Una guerra per procura, o molto di più
Parallelamente, si moltiplicano le evidenze che dimostrano il peso delle influenze straniere in una guerra che di “civile” ha sempre meno, e che è sempre più vicina a conflitto per procura. Nella riconquista della base di Al-Watiya, infatti, secondo il New York Times ha avuto un ruolo fondamentale la Turchia, la cui artiglieria ha avuto la meglio sulle batterie di difesa aerea russe. Proprio a questo proposito, esperti ONU starebbero indagando sul sospetto dispiegamento di almeno otto aerei da combattimento, forse provenienti dalla Siria, di fabbricazione russa in Libia a sostegno di Haftar. Se così fosse, questo fotograferebbe un sempre maggiore coinvolgimento di Mosca nel conflitto, circostanza che i diplomatici temono possa portare a uno scontro diretto con Ankara. Dopo la riconquista della base aerea nel sud-ovest del Paese, in effetti, un briefing compilato dallo European Council on Foreign Relations titolava eloquentemente: “It’s Turkey’s Libya now”.
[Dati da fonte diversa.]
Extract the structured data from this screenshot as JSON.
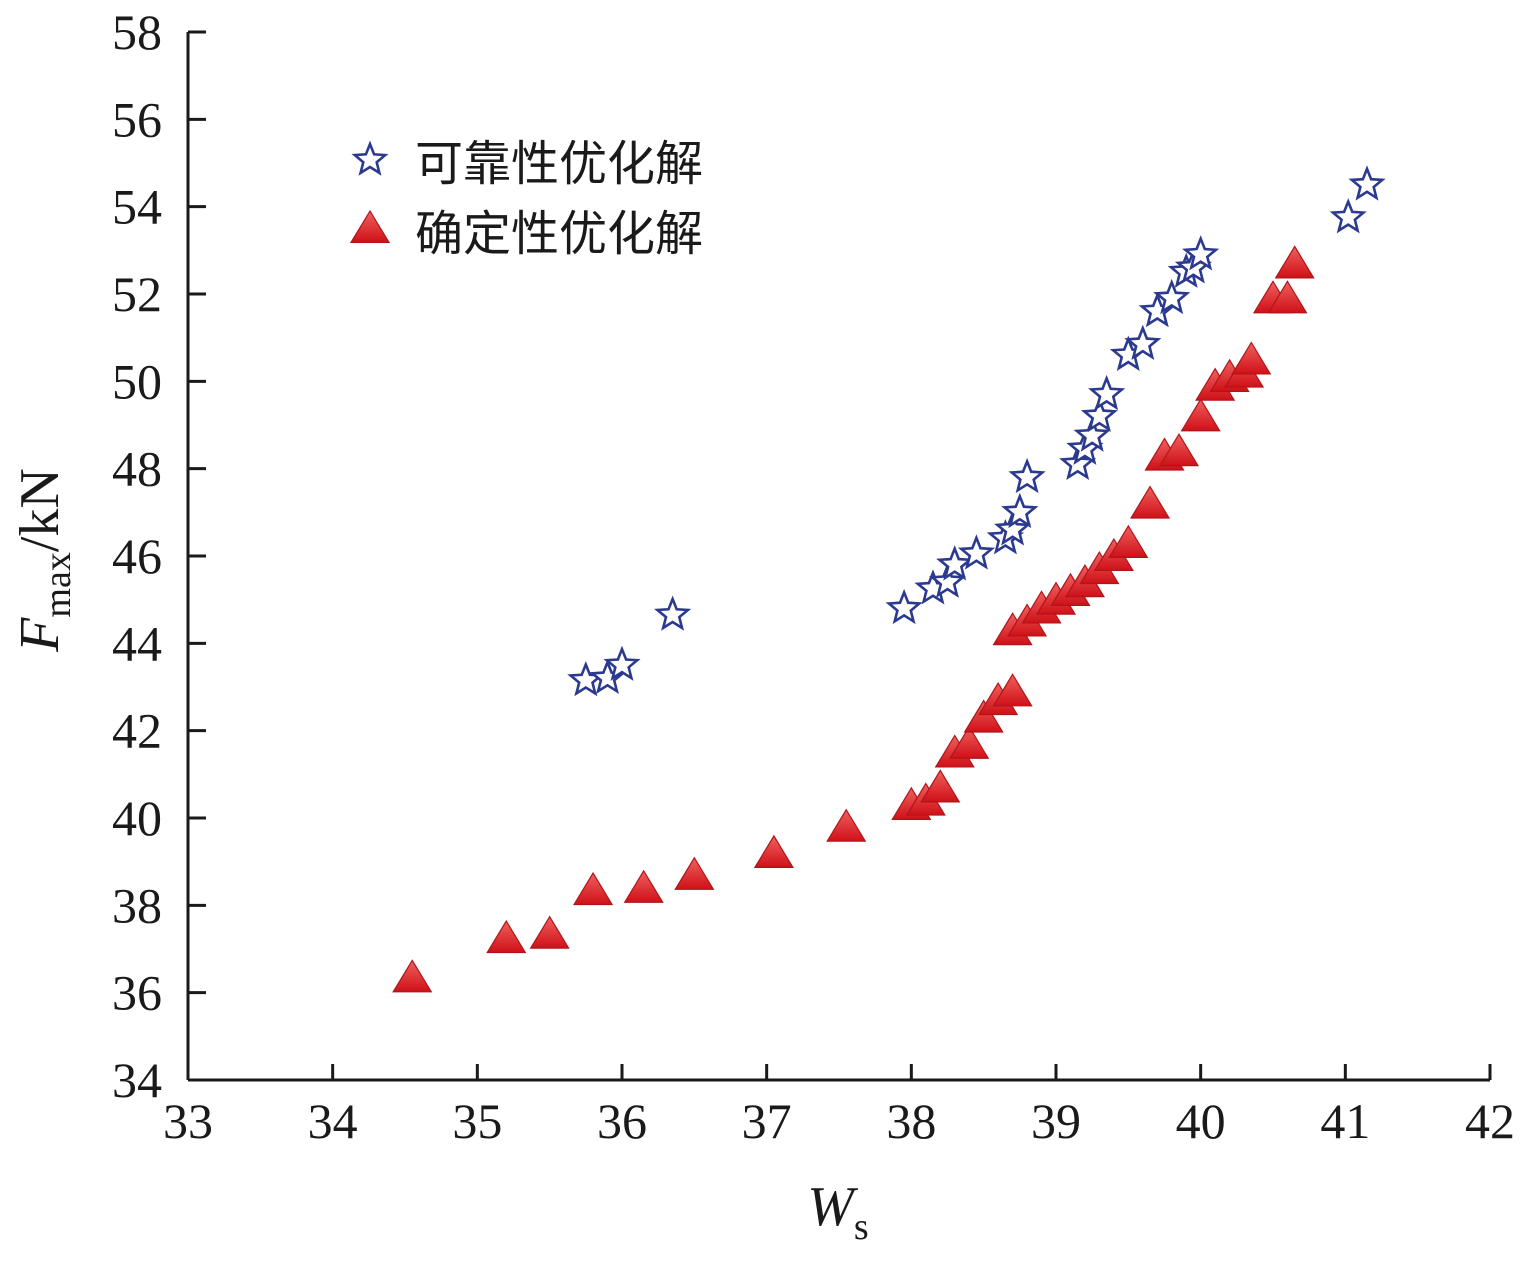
{
  "chart_data": {
    "type": "scatter",
    "xlabel": {
      "main": "W",
      "sub": "s"
    },
    "ylabel": {
      "main": "F",
      "sub": "max",
      "unit": "/kN"
    },
    "xlim": [
      33,
      42
    ],
    "ylim": [
      34,
      58
    ],
    "xticks": [
      33,
      34,
      35,
      36,
      37,
      38,
      39,
      40,
      41,
      42
    ],
    "yticks": [
      34,
      36,
      38,
      40,
      42,
      44,
      46,
      48,
      50,
      52,
      54,
      56,
      58
    ],
    "legend_position": "top-left",
    "series": [
      {
        "name": "可靠性优化解",
        "marker": "star",
        "color": "#2b3a8f",
        "points": [
          [
            35.75,
            43.15
          ],
          [
            35.9,
            43.2
          ],
          [
            36.0,
            43.5
          ],
          [
            36.35,
            44.65
          ],
          [
            37.95,
            44.8
          ],
          [
            38.15,
            45.25
          ],
          [
            38.25,
            45.4
          ],
          [
            38.3,
            45.8
          ],
          [
            38.45,
            46.05
          ],
          [
            38.65,
            46.4
          ],
          [
            38.7,
            46.6
          ],
          [
            38.75,
            47.0
          ],
          [
            38.8,
            47.8
          ],
          [
            39.15,
            48.1
          ],
          [
            39.2,
            48.45
          ],
          [
            39.25,
            48.75
          ],
          [
            39.3,
            49.2
          ],
          [
            39.35,
            49.7
          ],
          [
            39.5,
            50.6
          ],
          [
            39.6,
            50.85
          ],
          [
            39.7,
            51.6
          ],
          [
            39.8,
            51.9
          ],
          [
            39.9,
            52.5
          ],
          [
            39.95,
            52.6
          ],
          [
            40.0,
            52.9
          ],
          [
            41.02,
            53.75
          ],
          [
            41.15,
            54.5
          ]
        ]
      },
      {
        "name": "确定性优化解",
        "marker": "triangle",
        "color": "#e8212a",
        "points": [
          [
            34.55,
            36.35
          ],
          [
            35.2,
            37.25
          ],
          [
            35.5,
            37.35
          ],
          [
            35.8,
            38.35
          ],
          [
            36.15,
            38.4
          ],
          [
            36.5,
            38.7
          ],
          [
            37.05,
            39.2
          ],
          [
            37.55,
            39.8
          ],
          [
            38.0,
            40.3
          ],
          [
            38.1,
            40.4
          ],
          [
            38.2,
            40.7
          ],
          [
            38.3,
            41.5
          ],
          [
            38.4,
            41.7
          ],
          [
            38.5,
            42.3
          ],
          [
            38.6,
            42.7
          ],
          [
            38.7,
            42.9
          ],
          [
            38.7,
            44.3
          ],
          [
            38.8,
            44.5
          ],
          [
            38.9,
            44.8
          ],
          [
            39.0,
            45.0
          ],
          [
            39.1,
            45.2
          ],
          [
            39.2,
            45.4
          ],
          [
            39.3,
            45.7
          ],
          [
            39.4,
            46.0
          ],
          [
            39.5,
            46.3
          ],
          [
            39.65,
            47.2
          ],
          [
            39.75,
            48.3
          ],
          [
            39.85,
            48.4
          ],
          [
            40.0,
            49.2
          ],
          [
            40.1,
            49.9
          ],
          [
            40.2,
            50.1
          ],
          [
            40.3,
            50.2
          ],
          [
            40.35,
            50.5
          ],
          [
            40.5,
            51.9
          ],
          [
            40.6,
            51.9
          ],
          [
            40.65,
            52.7
          ]
        ]
      }
    ]
  }
}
La questione delle influenze straniere in Libia è forse uno dei punti più controversi del conflitto. A inizio maggio, è trapelato alla stampa un rapporto confidenziale del gruppo di esperti che assiste il Comitato ONU per le sanzioni. Secondo i media, il documento afferma che la compagnia militare privata russa Wagner ha dispiegato circa 1.200 mercenari in Libia, a partire dal 2018, a sostegno di Haftar. E mentre il Cremlino nega, il rapporto accusa anche la Turchia di aver reclutato combattenti siriani. Il gruppo di esperti cita peraltro le indagini in corso sul reclutamento di combattenti siriani da parte della stessa Russia in aiuto all’esercito di Haftar.
“Giù le mani dalla Libia”, aveva tuonato in proposito l’ex inviato speciale Salamé, che ha evidenziato nel corso di tutto il suo mandato la portata degli interessi stranieri nel Paese. Ripetute, anche, le denunce dello stesso segretario generale Guterres in proposito. Sulla stessa linea si è dimostrata più di recente la Rappresentante Speciale ad interim, Stephanie Williams, che il 24 aprile ha dichiarato: “La situazione ora come ora è una tempesta perfetta, un conflitto in costante intensificazione che, in realtà, viene direttamente alimentato da parti esterne. È davvero molto più di una crescente guerra per procura”. Eppure, nulla, fino ad oggi, è riuscito a fare l’ONU, se non mostrare riflessi quegli interessi contrapposti nelle granitiche divisioni in seno al suo stesso Consiglio di Sicurezza.